Hier pourtant j’ai bien dû
constater en allant au marché sans prendre ma béquille que ça tirait encore
sérieusement, le retour à la normale se fait attendre, j’ai l’impression que ça
stagne en ce moment, ça aurait dû m’agacer. Ensuite en allant préparer des
choses au bureau j’ai vu, comme je l’avais craint et contrairement à ce qu’on
m’avait assuré sans laisser planer l’ombre d’un doute, que les travaux
n’étaient pas terminés, nous allons donc reprendre dans de mauvaises conditions
et effectuer notre propre réaménagement à moitié dans le chantier. Là aussi ça
ne m’a fait quasiment ni chaud, ni froid. Je n’y suis pour rien, c’est comme
ça, c’est tout, on fera comme on pourra, basta.
Ensuite nous allions dîner
chez mon père pour fêter le retour de mon neveu revenu aujourd'hui des USA où
il a passé tout l’été chez une amie de ma sœur. Nous avons été à la piscine qui
est sur le toit de son immeuble. Il faisait beau et doux.
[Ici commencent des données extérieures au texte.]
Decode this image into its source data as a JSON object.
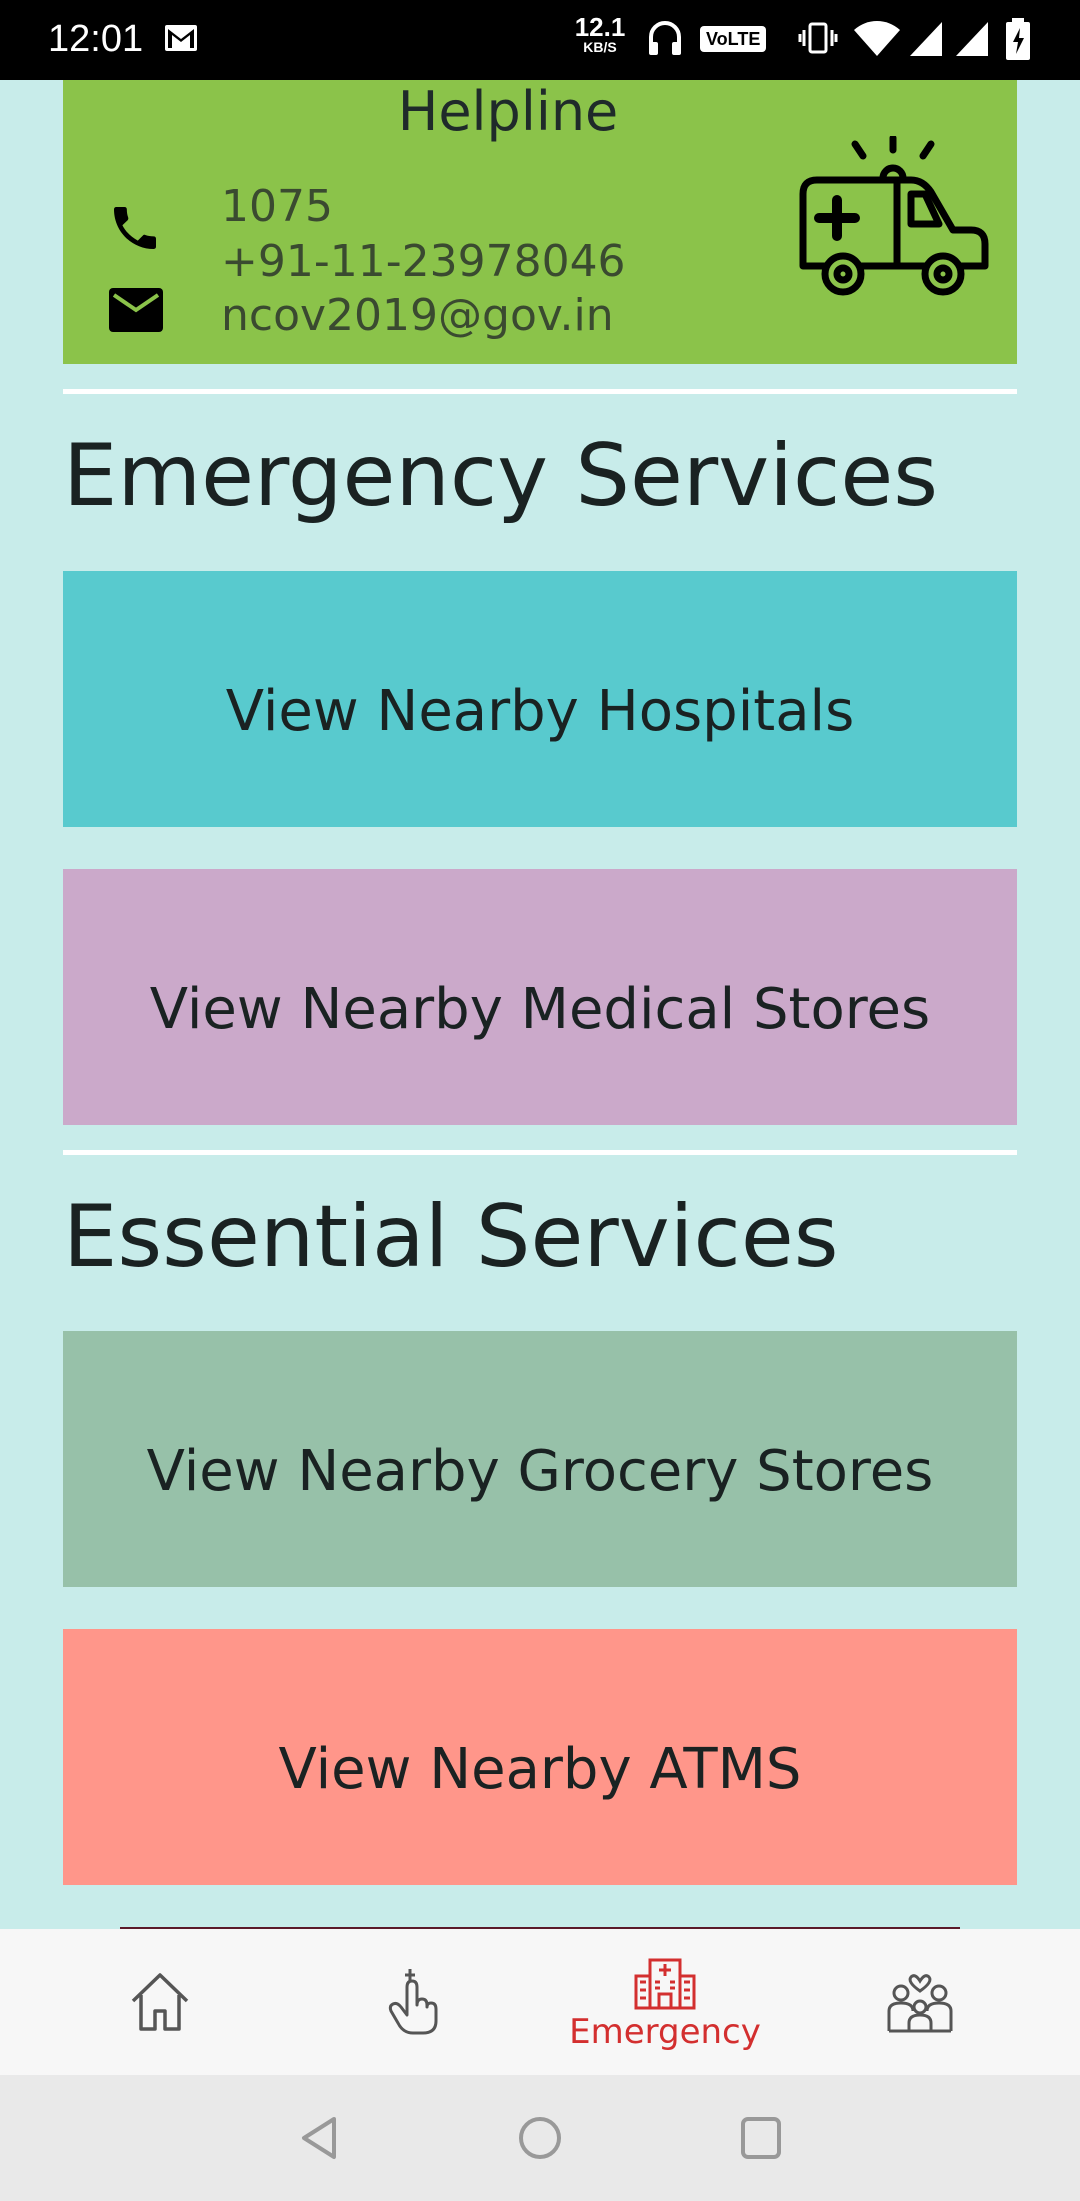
{
  "status_bar": {
    "time": "12:01",
    "speed_value": "12.1",
    "speed_unit": "KB/S",
    "volte": "VoLTE",
    "icons": [
      "gmail-icon",
      "headphones-icon",
      "vibrate-icon",
      "wifi-icon",
      "signal-icon",
      "signal-icon",
      "battery-charging-icon"
    ]
  },
  "helpline": {
    "title": "Helpline",
    "numbers": [
      "1075",
      "+91-11-23978046"
    ],
    "email": "ncov2019@gov.in",
    "icons": [
      "phone-icon",
      "mail-icon",
      "ambulance-icon"
    ],
    "background": "#8bc34a"
  },
  "emergency": {
    "title": "Emergency Services",
    "buttons": [
      {
        "label": "View Nearby Hospitals",
        "color": "#58cace"
      },
      {
        "label": "View Nearby Medical Stores",
        "color": "#cba9ca"
      }
    ]
  },
  "essential": {
    "title": "Essential Services",
    "buttons": [
      {
        "label": "View Nearby Grocery Stores",
        "color": "#97c1a9"
      },
      {
        "label": "View Nearby ATMS",
        "color": "#ff968a"
      }
    ]
  },
  "bottom_nav": {
    "items": [
      {
        "icon": "home-icon",
        "label": ""
      },
      {
        "icon": "hand-pointer-icon",
        "label": ""
      },
      {
        "icon": "hospital-icon",
        "label": "Emergency",
        "active": true
      },
      {
        "icon": "family-icon",
        "label": ""
      }
    ],
    "active_color": "#d32f2f"
  },
  "system_nav": {
    "icons": [
      "back-icon",
      "home-circle-icon",
      "recents-icon"
    ]
  }
}
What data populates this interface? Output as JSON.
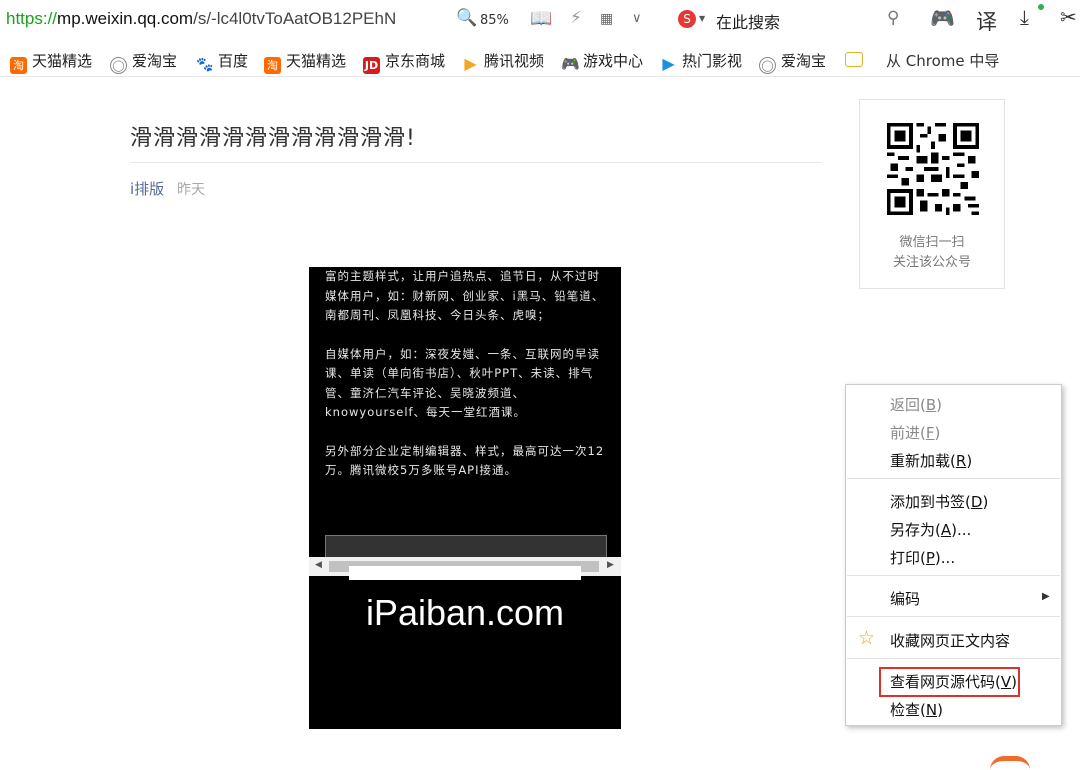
{
  "browser": {
    "url_scheme": "https://",
    "url_host": "mp.weixin.qq.com",
    "url_path": "/s/-lc4l0tvToAatOB12PEhN",
    "zoom": "85%",
    "search_placeholder": "在此搜索",
    "translate_label": "译"
  },
  "bookmarks": [
    {
      "label": "天猫精选",
      "icon": "tmall-icon",
      "color": "#ff6a00"
    },
    {
      "label": "爱淘宝",
      "icon": "globe-icon",
      "color": "#888888"
    },
    {
      "label": "百度",
      "icon": "baidu-paw-icon",
      "color": "#2f5fd6"
    },
    {
      "label": "天猫精选",
      "icon": "tmall-icon",
      "color": "#ff6a00"
    },
    {
      "label": "京东商城",
      "icon": "jd-icon",
      "color": "#d71c1c"
    },
    {
      "label": "腾讯视频",
      "icon": "tencent-video-icon",
      "color": "#f5a623"
    },
    {
      "label": "游戏中心",
      "icon": "gamepad-icon",
      "color": "#2bb24c"
    },
    {
      "label": "热门影视",
      "icon": "play-icon",
      "color": "#1a8fe3"
    },
    {
      "label": "爱淘宝",
      "icon": "globe-icon",
      "color": "#888888"
    },
    {
      "label": "",
      "icon": "folder-icon",
      "color": "#f7c64b"
    },
    {
      "label": "从 Chrome 中导",
      "icon": "",
      "color": ""
    }
  ],
  "article": {
    "title": "滑滑滑滑滑滑滑滑滑滑滑滑!",
    "author": "i排版",
    "date": "昨天",
    "body": [
      "富的主题样式，让用户追热点、追节日，从不过时",
      "媒体用户，如：财新网、创业家、i黑马、铅笔道、南都周刊、凤凰科技、今日头条、虎嗅；",
      "自媒体用户，如：深夜发媸、一条、互联网的早读课、单读（单向街书店）、秋叶PPT、未读、排气管、童济仁汽车评论、吴晓波频道、knowyourself、每天一堂红酒课。",
      "另外部分企业定制编辑器、样式，最高可达一次12万。腾讯微校5万多账号API接通。"
    ],
    "logo_text": "iPaiban.com"
  },
  "qr_card": {
    "line1": "微信扫一扫",
    "line2": "关注该公众号"
  },
  "context_menu": {
    "items": [
      {
        "label": "返回",
        "key": "B",
        "disabled": true
      },
      {
        "label": "前进",
        "key": "F",
        "disabled": true
      },
      {
        "label": "重新加载",
        "key": "R",
        "disabled": false
      },
      {
        "label": "添加到书签",
        "key": "D",
        "disabled": false
      },
      {
        "label": "另存为",
        "key": "A",
        "suffix": "...",
        "disabled": false
      },
      {
        "label": "打印",
        "key": "P",
        "suffix": "...",
        "disabled": false
      },
      {
        "label": "编码",
        "disabled": false,
        "submenu": true
      },
      {
        "label": "收藏网页正文内容",
        "disabled": false,
        "icon": "star-icon"
      },
      {
        "label": "查看网页源代码",
        "key": "V",
        "disabled": false,
        "highlighted": true
      },
      {
        "label": "检查",
        "key": "N",
        "disabled": false
      }
    ]
  }
}
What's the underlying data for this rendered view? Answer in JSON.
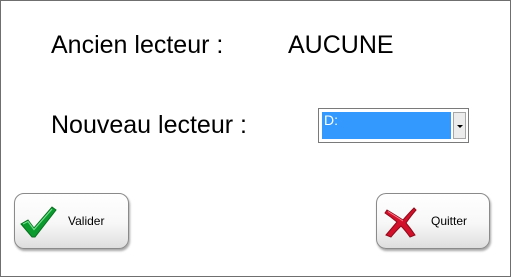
{
  "dialog": {
    "old_drive_label": "Ancien lecteur :",
    "old_drive_value": "AUCUNE",
    "new_drive_label": "Nouveau lecteur :",
    "new_drive_selected": "D:",
    "validate_label": "Valider",
    "quit_label": "Quitter"
  },
  "icons": {
    "validate": "checkmark-icon",
    "quit": "red-x-icon",
    "dropdown": "chevron-down-icon"
  },
  "colors": {
    "selection_highlight": "#3399ff",
    "check_green": "#0a9a2e",
    "cross_red": "#d3102a"
  }
}
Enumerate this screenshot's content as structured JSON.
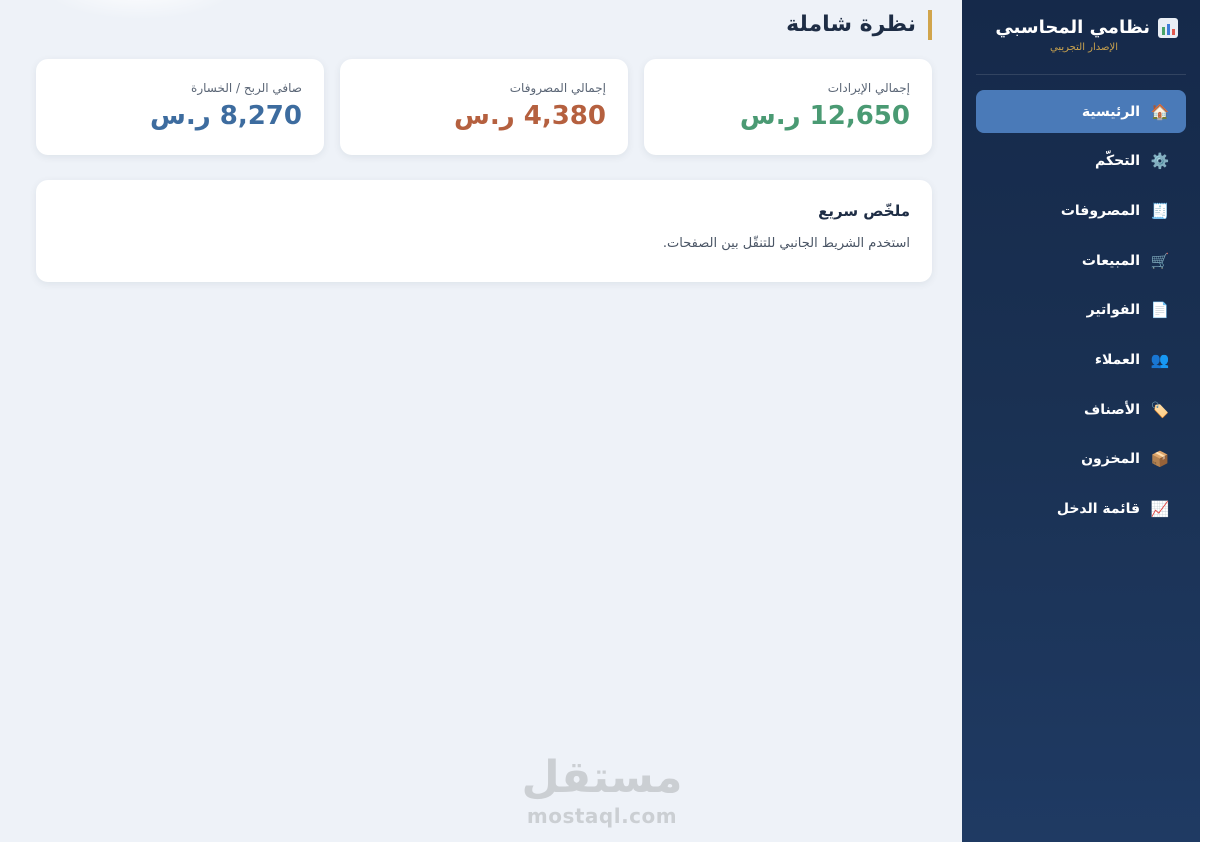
{
  "app": {
    "title": "نظامي المحاسبي",
    "subtitle": "الإصدار التجريبي",
    "brand_icon": "bar-chart-icon"
  },
  "header": {
    "title": "نظرة شاملة"
  },
  "stats": [
    {
      "label": "إجمالي الإيرادات",
      "value": "12,650 ر.س",
      "color": "#4a9a73"
    },
    {
      "label": "إجمالي المصروفات",
      "value": "4,380 ر.س",
      "color": "#b5603f"
    },
    {
      "label": "صافي الربح / الخسارة",
      "value": "8,270 ر.س",
      "color": "#3d6c9f"
    }
  ],
  "summary": {
    "title": "ملخّص سريع",
    "text": "استخدم الشريط الجانبي للتنقّل بين الصفحات."
  },
  "sidebar": {
    "items": [
      {
        "label": "الرئيسية",
        "icon": "home-icon",
        "glyph": "🏠",
        "active": true
      },
      {
        "label": "التحكّم",
        "icon": "gear-icon",
        "glyph": "⚙️"
      },
      {
        "label": "المصروفات",
        "icon": "receipt-icon",
        "glyph": "🧾"
      },
      {
        "label": "المبيعات",
        "icon": "cart-icon",
        "glyph": "🛒"
      },
      {
        "label": "الفواتير",
        "icon": "document-icon",
        "glyph": "📄"
      },
      {
        "label": "العملاء",
        "icon": "users-icon",
        "glyph": "👥"
      },
      {
        "label": "الأصناف",
        "icon": "tag-icon",
        "glyph": "🏷️"
      },
      {
        "label": "المخزون",
        "icon": "box-icon",
        "glyph": "📦"
      },
      {
        "label": "قائمة الدخل",
        "icon": "chart-up-icon",
        "glyph": "📈"
      }
    ]
  },
  "watermark": {
    "logo": "مستقل",
    "url": "mostaql.com"
  },
  "colors": {
    "accent": "#4a7ab8",
    "gold": "#d1a54c",
    "sidebar": "#1a3153",
    "background": "#eef2f8"
  }
}
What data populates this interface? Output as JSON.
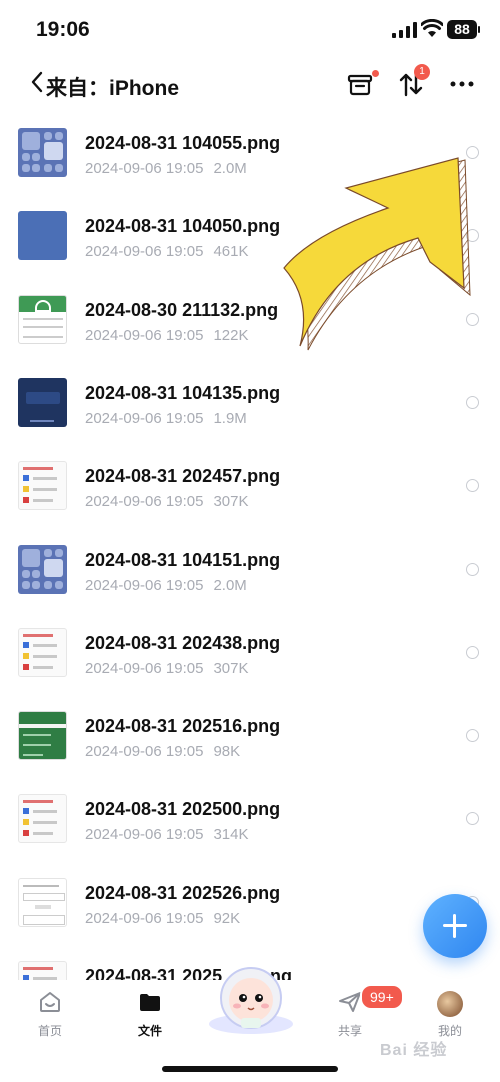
{
  "status": {
    "time": "19:06",
    "battery": "88"
  },
  "header": {
    "back_icon": "chevron-left-icon",
    "title": "来自：iPhone",
    "upload_badge": "1"
  },
  "files": [
    {
      "name": "2024-08-31 104055.png",
      "date": "2024-09-06 19:05",
      "size": "2.0M",
      "thumb": "cc"
    },
    {
      "name": "2024-08-31 104050.png",
      "date": "2024-09-06 19:05",
      "size": "461K",
      "thumb": "blue"
    },
    {
      "name": "2024-08-30 211132.png",
      "date": "2024-09-06 19:05",
      "size": "122K",
      "thumb": "green"
    },
    {
      "name": "2024-08-31 104135.png",
      "date": "2024-09-06 19:05",
      "size": "1.9M",
      "thumb": "navy"
    },
    {
      "name": "2024-08-31 202457.png",
      "date": "2024-09-06 19:05",
      "size": "307K",
      "thumb": "doc"
    },
    {
      "name": "2024-08-31 104151.png",
      "date": "2024-09-06 19:05",
      "size": "2.0M",
      "thumb": "cc"
    },
    {
      "name": "2024-08-31 202438.png",
      "date": "2024-09-06 19:05",
      "size": "307K",
      "thumb": "doc"
    },
    {
      "name": "2024-08-31 202516.png",
      "date": "2024-09-06 19:05",
      "size": "98K",
      "thumb": "greenapp"
    },
    {
      "name": "2024-08-31 202500.png",
      "date": "2024-09-06 19:05",
      "size": "314K",
      "thumb": "doc"
    },
    {
      "name": "2024-08-31 202526.png",
      "date": "2024-09-06 19:05",
      "size": "92K",
      "thumb": "form"
    },
    {
      "name": "2024-08-31 2025",
      "name_tail": "ng",
      "date": "",
      "size": "",
      "thumb": "doc"
    }
  ],
  "tabs": [
    {
      "label": "首页",
      "icon": "home-icon"
    },
    {
      "label": "文件",
      "icon": "folder-icon"
    },
    {
      "label": "共享",
      "icon": "send-icon"
    },
    {
      "label": "我的",
      "icon": "avatar"
    }
  ],
  "share_badge": "99+",
  "watermark": "Bai 经验",
  "colors": {
    "accent": "#2f86f0",
    "badge": "#f25a4d",
    "meta": "#a8abb3",
    "arrow": "#f6d93a"
  }
}
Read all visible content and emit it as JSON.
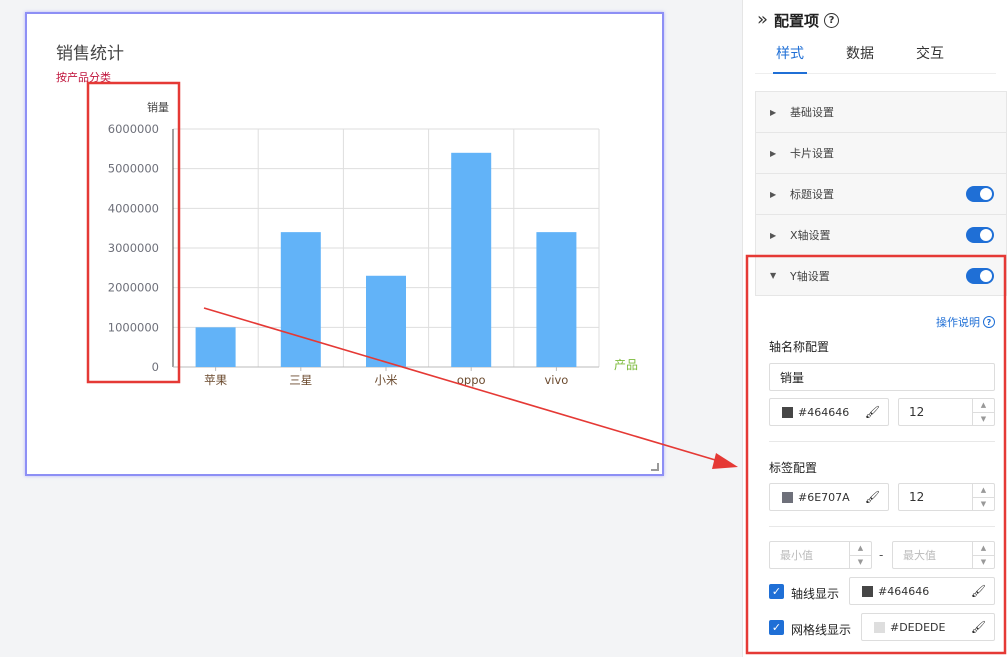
{
  "chart_data": {
    "type": "bar",
    "title": "销售统计",
    "subtitle": "按产品分类",
    "xlabel": "产品",
    "ylabel": "销量",
    "categories": [
      "苹果",
      "三星",
      "小米",
      "oppo",
      "vivo"
    ],
    "values": [
      1000000,
      3400000,
      2300000,
      5400000,
      3400000
    ],
    "ylim": [
      0,
      6000000
    ],
    "yticks": [
      0,
      1000000,
      2000000,
      3000000,
      4000000,
      5000000,
      6000000
    ],
    "grid": true,
    "colors": {
      "bar": "#62b3f8",
      "title": "#464646",
      "subtitle": "#c0143c",
      "xlabel": "#7cba3b",
      "axis": "#464646",
      "tick": "#6E707A",
      "grid": "#DEDEDE"
    }
  },
  "panel": {
    "title": "配置项",
    "collapse_icon": "double-chevron-right-icon",
    "tabs": [
      "样式",
      "数据",
      "交互"
    ],
    "active_tab": 0,
    "sections": [
      {
        "label": "基础设置",
        "toggle": false,
        "expanded": false
      },
      {
        "label": "卡片设置",
        "toggle": false,
        "expanded": false
      },
      {
        "label": "标题设置",
        "toggle": true,
        "expanded": false
      },
      {
        "label": "X轴设置",
        "toggle": true,
        "expanded": false
      },
      {
        "label": "Y轴设置",
        "toggle": true,
        "expanded": true
      }
    ],
    "yaxis": {
      "help_link": "操作说明",
      "axis_name_title": "轴名称配置",
      "axis_name_value": "销量",
      "axis_name_color": "#464646",
      "axis_name_size": "12",
      "label_title": "标签配置",
      "label_color": "#6E707A",
      "label_size": "12",
      "min_placeholder": "最小值",
      "max_placeholder": "最大值",
      "range_separator": "-",
      "axisline_label": "轴线显示",
      "axisline_checked": true,
      "axisline_color": "#464646",
      "gridline_label": "网格线显示",
      "gridline_checked": true,
      "gridline_color": "#DEDEDE"
    }
  },
  "annotation_color": "#e53935"
}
Après le bain tandis
que les autres redescendaient à l’appartement je suis sorti sur la terrasse,
j’y suis resté seul un bon moment à regarder Paris et le ciel et le lumière du
couchant, j’ai vu ce paysage des dizaines de fois mais je ne sais pourquoi
cette fois ci je me suis senti plus particulièrement en harmonie, adhérant
parfaitement à l’instant, cette lumière, les toits éclaboussés de soleil, la
vague rumeur montant de la ville, les cloches d’une église qui se sont mises à
retentir (c’est rare les cloches qui sonnent à Paris désormais, je ne sais pour
quelles raisons celles-ci sonnaient, c’est rare à moins qu’on ne les entendent
plus), voilà j’étais là, je me suis attardé…
Ce matin c’est la pluie
battant le velux au-dessus de ma tête qui m’a réveillé. Je me suis levé tôt.
J’ai été m’occuper à remplir des albums photos. Je fais ça toujours de façon
assez décalée. Là j’en suis à coller des photos de l’hiver dernier puis de
notre voyage en Tunisie à Pâques. Habituellement je suis assez dans
l’ambivalence lorsque je fais ça, à la fois j’ai envie de le faire, je m’en
sens comme une espèce d’obligation pour que ces clichés ne se perdent pas, ne
s’oublient pas dans des boîtes et dans le fouillis des années, mais je le fais
non sans un certain malaise dont je perçois vaguement les raisons. Mais pas
cette fois ci. Je fais ça avec plaisir, dans le plaisir de l’instant, dans le
plaisir de la composition de pages harmonieuses. Je le fais dans le plaisir de
l’acte lui-même. L’acte pour l’acte, dissocié de l’attente de son résultat. Ça
me rappelle des trucs discutés au cours de yoga ça.
Là dessus le temps a l’air
de vouloir se relever, il ne pleut plus et passent par moments au-dessus de moi
de vives tâches de soleil.
Á quoi cela tient-il cet
état de sérénité tranquille si rare chez moi ? Va savoir ! Je ne me fais nulle
illusion sur sa capacité à perdurer mais tel quel c’est bon à prendre.